Cuenta Ángel Camo, primo de Escrivá: «Tengo entendido que mis tíos Carlos –canónigo en Zaragoza–, Mariano –también sacerdote, que fue fusilado en Barbastro durante la guerra–, Vicente –beneficiado en Burgos– y Florencio Albás pensaron en pasarles una cantidad si se quedaban en Logroño; no sé por qué –a mi modo de ver hay que saber respetar la intimidad de la vida de cada familia– los tíos se molestaron cuando decidieron venirse a Zaragoza, y no les ayudaron nada»5. «Algunos de los tíos se distanciaron a fin de no tener que ayudarles», explica otro pariente, Pascual Albás6.

La situación económica familiar se volvió particularmente apurada. Hasta aquel momento los Escrivá habían vivido al día con el sueldo del cabeza de familia. Al faltarles, Josemaría tuvo que comenzar a dar clases particulares7 cuando quedaban pocos meses para su ordenación. Era el único trabajo compatible con su situación en aquellos momentos.

Pocas semanas después los Escrivá se mudaron a otro piso, pequeño y modesto, en el nº 11 de la calle Rufas.

El sábado 28 de marzo de 1925 –Año Santo en la Iglesia–, Josemaría recibió la ordenación sacerdotal8 en la iglesia del Seminario de San Carlos, de manos de Miguel Díaz Gómara, obispo auxiliar de Zaragoza, junto con otros nueve presbíteros9, cuatro diáconos y catorce subdiáconos. Tenía veintitrés años10.

El domingo abandonó el Seminario, y al día siguiente, 30 de marzo, Lunes de Pasión, consiguió celebrar su primera Misa en la Santa Capilla de la Basílica del Pilar –no le resultó fácil que le concediesen hacerlo allí–, que ofreció por el alma de su padre.
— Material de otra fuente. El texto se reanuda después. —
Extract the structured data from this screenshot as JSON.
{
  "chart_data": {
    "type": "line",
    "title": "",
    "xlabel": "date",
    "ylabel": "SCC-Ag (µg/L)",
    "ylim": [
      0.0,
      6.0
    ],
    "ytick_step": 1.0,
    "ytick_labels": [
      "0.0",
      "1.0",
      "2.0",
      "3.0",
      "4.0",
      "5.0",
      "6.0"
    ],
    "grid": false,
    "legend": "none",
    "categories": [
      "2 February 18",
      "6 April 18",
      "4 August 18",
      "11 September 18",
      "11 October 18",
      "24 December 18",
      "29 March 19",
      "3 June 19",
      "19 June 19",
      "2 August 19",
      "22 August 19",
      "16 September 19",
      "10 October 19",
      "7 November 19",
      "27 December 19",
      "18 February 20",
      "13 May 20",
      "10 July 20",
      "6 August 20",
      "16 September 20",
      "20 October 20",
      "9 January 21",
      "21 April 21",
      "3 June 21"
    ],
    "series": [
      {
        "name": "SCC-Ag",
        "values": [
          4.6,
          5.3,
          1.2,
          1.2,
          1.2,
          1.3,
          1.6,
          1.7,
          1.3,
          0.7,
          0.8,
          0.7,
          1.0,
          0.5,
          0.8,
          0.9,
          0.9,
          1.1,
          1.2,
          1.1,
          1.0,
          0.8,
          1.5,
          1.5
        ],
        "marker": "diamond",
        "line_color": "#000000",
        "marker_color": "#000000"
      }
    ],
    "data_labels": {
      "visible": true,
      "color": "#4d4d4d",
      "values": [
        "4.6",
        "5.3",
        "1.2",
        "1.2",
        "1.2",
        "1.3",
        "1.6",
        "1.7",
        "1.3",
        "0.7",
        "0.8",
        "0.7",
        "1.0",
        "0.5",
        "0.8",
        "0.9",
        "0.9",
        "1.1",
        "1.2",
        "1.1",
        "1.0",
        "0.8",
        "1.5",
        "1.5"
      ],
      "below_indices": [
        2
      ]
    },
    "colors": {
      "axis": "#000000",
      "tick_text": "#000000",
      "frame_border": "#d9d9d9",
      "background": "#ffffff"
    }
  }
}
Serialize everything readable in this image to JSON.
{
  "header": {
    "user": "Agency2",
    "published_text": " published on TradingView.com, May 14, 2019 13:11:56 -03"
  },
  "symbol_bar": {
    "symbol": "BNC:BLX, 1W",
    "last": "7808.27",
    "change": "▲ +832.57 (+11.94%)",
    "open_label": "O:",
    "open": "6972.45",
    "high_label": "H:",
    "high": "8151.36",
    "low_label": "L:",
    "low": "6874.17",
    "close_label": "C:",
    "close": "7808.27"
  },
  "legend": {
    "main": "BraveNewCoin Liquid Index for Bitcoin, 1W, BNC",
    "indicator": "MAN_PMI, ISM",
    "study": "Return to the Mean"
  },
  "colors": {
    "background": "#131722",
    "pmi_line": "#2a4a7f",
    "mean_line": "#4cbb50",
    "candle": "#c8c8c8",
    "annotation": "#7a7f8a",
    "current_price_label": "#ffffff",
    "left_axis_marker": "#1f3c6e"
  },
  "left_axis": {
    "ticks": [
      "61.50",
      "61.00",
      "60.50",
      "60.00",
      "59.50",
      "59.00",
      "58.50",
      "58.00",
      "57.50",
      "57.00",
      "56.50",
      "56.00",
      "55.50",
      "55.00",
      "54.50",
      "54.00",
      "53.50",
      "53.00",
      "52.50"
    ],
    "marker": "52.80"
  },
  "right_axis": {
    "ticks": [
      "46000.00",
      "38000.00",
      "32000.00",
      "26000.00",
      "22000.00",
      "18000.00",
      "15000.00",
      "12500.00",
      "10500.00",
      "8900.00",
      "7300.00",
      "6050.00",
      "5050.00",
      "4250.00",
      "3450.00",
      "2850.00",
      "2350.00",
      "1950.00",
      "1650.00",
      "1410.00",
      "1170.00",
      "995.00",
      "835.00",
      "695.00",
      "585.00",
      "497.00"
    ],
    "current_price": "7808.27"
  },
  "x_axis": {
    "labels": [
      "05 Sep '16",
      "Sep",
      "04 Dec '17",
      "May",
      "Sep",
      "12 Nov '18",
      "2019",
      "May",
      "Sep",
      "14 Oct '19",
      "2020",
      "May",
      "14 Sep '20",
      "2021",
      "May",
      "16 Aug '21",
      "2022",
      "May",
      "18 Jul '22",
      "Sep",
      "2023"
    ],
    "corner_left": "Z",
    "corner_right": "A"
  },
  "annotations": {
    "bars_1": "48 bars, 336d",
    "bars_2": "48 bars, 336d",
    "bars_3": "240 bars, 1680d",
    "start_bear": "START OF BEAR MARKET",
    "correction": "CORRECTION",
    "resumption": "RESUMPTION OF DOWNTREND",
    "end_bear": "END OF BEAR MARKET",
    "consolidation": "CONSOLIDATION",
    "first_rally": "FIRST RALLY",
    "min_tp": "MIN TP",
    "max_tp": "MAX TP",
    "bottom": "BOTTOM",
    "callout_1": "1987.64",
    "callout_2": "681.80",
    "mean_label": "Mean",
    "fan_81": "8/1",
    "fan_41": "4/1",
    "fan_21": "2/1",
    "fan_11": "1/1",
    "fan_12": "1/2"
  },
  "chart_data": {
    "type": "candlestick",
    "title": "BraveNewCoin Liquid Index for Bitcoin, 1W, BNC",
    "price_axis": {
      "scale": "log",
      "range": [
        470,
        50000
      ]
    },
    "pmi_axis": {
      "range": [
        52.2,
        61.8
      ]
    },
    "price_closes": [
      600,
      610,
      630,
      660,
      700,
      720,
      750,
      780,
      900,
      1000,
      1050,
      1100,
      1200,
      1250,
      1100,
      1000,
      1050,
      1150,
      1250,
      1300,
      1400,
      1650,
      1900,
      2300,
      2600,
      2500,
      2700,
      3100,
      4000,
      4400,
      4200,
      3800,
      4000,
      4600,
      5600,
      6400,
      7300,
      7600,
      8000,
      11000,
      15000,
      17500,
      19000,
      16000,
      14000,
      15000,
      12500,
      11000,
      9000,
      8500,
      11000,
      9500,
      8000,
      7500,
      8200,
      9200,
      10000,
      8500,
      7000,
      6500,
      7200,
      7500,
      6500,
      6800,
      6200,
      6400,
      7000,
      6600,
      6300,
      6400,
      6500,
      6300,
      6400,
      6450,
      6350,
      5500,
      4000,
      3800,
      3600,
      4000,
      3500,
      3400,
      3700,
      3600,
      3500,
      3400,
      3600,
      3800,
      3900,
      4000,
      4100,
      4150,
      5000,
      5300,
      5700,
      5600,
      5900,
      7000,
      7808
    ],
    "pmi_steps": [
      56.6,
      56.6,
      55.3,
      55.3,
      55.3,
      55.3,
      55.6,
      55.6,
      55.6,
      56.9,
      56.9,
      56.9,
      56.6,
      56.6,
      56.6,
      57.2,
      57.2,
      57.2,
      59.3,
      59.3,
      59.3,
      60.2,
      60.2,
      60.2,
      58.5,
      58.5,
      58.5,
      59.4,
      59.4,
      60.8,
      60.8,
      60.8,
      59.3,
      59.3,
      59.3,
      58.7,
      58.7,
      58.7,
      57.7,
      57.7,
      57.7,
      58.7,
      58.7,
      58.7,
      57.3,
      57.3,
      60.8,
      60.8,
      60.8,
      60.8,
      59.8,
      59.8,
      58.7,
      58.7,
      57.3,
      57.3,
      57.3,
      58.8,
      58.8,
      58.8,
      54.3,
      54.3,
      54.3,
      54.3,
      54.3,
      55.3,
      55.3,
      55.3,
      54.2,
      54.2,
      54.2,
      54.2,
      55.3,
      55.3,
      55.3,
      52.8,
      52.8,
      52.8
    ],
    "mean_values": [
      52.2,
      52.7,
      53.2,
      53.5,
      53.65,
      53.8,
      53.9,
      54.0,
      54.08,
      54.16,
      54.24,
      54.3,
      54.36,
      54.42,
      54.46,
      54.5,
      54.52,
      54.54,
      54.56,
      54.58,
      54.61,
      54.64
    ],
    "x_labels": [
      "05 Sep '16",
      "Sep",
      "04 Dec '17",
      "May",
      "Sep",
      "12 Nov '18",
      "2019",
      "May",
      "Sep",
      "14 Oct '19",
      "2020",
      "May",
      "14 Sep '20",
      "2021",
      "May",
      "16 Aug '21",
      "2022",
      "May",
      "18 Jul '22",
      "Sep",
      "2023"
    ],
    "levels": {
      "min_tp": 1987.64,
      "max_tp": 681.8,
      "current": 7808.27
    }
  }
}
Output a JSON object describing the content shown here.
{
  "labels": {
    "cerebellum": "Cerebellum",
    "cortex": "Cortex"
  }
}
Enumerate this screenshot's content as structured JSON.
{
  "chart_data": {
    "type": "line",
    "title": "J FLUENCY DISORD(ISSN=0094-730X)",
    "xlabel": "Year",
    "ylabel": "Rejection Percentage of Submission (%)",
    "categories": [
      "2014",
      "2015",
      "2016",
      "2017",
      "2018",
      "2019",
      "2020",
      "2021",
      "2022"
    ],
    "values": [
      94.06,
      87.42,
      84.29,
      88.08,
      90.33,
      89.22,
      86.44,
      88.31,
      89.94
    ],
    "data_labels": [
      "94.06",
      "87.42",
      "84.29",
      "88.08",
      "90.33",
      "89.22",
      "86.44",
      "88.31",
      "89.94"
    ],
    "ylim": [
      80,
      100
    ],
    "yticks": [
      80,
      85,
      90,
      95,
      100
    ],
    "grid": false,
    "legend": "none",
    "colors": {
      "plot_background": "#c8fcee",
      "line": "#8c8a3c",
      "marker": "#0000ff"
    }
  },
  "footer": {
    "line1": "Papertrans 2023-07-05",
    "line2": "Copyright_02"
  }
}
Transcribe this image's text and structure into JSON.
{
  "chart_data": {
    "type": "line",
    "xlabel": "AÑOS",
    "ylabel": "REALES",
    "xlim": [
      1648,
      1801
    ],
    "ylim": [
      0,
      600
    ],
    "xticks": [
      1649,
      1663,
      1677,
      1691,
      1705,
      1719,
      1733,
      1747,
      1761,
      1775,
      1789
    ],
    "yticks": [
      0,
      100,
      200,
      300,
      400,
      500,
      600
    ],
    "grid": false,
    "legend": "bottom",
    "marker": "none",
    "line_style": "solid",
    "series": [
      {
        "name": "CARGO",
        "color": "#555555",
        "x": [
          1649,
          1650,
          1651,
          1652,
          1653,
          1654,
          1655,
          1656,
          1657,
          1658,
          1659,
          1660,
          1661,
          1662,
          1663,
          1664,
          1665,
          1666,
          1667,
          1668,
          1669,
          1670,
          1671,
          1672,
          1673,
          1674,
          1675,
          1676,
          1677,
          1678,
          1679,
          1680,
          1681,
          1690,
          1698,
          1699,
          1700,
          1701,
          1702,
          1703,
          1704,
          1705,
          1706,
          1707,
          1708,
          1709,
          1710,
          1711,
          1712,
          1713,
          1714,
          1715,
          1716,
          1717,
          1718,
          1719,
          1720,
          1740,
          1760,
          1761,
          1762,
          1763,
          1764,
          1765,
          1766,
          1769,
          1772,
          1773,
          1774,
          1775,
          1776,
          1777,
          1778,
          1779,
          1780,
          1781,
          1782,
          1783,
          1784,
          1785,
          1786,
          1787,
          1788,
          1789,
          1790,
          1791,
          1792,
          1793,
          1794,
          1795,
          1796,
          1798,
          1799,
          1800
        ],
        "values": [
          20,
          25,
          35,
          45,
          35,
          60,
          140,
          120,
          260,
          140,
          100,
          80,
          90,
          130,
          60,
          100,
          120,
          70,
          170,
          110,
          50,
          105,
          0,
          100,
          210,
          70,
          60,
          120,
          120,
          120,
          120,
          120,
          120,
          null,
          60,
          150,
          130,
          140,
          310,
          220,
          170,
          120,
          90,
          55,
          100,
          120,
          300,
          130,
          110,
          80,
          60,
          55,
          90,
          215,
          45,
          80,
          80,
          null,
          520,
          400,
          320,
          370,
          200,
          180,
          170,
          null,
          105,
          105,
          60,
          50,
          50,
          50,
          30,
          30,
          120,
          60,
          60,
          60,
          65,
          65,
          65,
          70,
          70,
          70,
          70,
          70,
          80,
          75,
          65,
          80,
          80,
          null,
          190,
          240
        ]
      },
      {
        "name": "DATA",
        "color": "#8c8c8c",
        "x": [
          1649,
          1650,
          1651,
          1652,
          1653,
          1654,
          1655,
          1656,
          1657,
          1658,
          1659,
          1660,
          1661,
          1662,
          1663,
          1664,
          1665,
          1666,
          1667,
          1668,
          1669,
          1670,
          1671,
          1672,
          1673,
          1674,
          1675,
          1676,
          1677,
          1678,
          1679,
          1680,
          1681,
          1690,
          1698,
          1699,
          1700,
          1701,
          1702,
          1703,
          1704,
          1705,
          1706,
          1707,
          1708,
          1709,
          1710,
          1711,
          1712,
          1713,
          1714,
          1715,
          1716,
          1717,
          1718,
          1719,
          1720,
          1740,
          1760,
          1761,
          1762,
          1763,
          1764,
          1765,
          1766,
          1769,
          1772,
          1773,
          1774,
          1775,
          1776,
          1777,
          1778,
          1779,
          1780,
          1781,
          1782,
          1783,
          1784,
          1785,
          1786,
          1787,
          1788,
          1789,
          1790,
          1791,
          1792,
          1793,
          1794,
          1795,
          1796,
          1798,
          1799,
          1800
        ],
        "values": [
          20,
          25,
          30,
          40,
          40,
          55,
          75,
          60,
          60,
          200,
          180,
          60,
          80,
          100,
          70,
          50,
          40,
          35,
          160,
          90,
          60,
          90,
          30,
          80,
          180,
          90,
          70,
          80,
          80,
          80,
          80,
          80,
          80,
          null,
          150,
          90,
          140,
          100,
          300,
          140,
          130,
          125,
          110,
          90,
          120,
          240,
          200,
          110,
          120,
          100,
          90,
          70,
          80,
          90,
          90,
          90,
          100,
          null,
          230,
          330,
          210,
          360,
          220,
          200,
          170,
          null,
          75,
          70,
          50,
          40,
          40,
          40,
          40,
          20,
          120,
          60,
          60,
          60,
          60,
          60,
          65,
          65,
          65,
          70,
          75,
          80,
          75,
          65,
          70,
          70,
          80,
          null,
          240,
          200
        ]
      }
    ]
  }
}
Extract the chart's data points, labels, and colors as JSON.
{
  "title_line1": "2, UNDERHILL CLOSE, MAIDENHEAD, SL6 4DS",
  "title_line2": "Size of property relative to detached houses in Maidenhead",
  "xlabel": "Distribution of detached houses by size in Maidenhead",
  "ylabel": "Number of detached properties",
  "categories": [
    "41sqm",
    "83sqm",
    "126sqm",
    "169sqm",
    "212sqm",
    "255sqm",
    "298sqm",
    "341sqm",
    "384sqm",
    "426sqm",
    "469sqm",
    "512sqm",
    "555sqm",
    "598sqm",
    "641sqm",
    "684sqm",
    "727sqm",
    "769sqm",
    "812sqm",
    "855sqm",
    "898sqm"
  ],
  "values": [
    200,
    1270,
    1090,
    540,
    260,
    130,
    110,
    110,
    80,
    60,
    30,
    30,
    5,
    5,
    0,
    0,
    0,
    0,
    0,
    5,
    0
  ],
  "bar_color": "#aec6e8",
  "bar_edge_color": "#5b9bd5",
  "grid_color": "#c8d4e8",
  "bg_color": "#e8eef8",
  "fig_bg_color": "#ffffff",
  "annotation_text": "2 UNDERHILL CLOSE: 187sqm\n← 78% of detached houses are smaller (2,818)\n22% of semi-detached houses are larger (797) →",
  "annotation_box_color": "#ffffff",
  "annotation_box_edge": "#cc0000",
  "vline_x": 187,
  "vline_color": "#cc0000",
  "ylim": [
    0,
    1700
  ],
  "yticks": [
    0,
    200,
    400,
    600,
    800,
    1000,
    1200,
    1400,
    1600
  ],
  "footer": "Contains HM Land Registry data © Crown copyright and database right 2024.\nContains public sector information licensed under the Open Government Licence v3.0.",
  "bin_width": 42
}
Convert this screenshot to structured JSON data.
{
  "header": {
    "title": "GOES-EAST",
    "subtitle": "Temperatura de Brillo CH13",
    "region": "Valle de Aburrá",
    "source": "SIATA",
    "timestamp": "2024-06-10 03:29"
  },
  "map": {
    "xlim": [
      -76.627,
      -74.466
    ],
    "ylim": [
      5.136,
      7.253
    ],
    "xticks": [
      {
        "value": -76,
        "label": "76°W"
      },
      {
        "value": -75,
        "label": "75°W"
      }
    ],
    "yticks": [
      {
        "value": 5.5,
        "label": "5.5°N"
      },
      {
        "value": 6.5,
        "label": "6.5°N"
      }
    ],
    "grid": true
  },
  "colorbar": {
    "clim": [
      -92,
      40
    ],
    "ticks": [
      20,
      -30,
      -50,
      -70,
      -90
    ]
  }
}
No fue una Misa solemne, sino simplemente rezada, con ornamentos morados. Comenzó a las diez y media de la mañana y solo estuvieron presentes su madre, vestida de luto, al igual que Carmen y Santiago; el Rector del Seminario; dos sacerdotes conocidos; Juan Moneva, su profesor de Derecho, junto con su mujer y su hija; su prima Sixta Cermeño y su esposo; dos chicas de Barbastro, «las de Cortés», que eran amigas de su hermana Carmen, y un primo de su madre, junto con su esposa. En total, unas quince personas.

A Josemaría le ilusionaba que su madre –que ese día se encontraba enferma– fuera la primera en recibir la comunión de sus manos; pero una señora se arrodilló antes que ella en el reclinatorio y no quiso hacerle un desaire.

Dolores Albás estaba feliz por tener un hijo sacerdote, pero debió ser especialmente doloroso para ella que no quisieran asistir a esa primera Misa ninguno de sus hermanos y cuñados de Barbastro y Fonz; y que ni siquiera su hermano Carlos, canónigo arcediano de aquella misma catedral, la tercera dignidad eclesiástica de la archidiócesis, hubiese estado presente; ni su otro hermano sacerdote, Vicente. Lo habitual es que ellos hubieran sido «los padrinos de altar».

Por no tener, Josemaría no disponía siquiera de la cinta con la que ataban las manos del nuevo presbítero durante la ceremonia y la tuvo que pedir prestada. Se entiende que, al terminar la Misa, el joven sacerdote se apartara a un lado, y tras cubrirse con su manteo, comenzara a llorar11.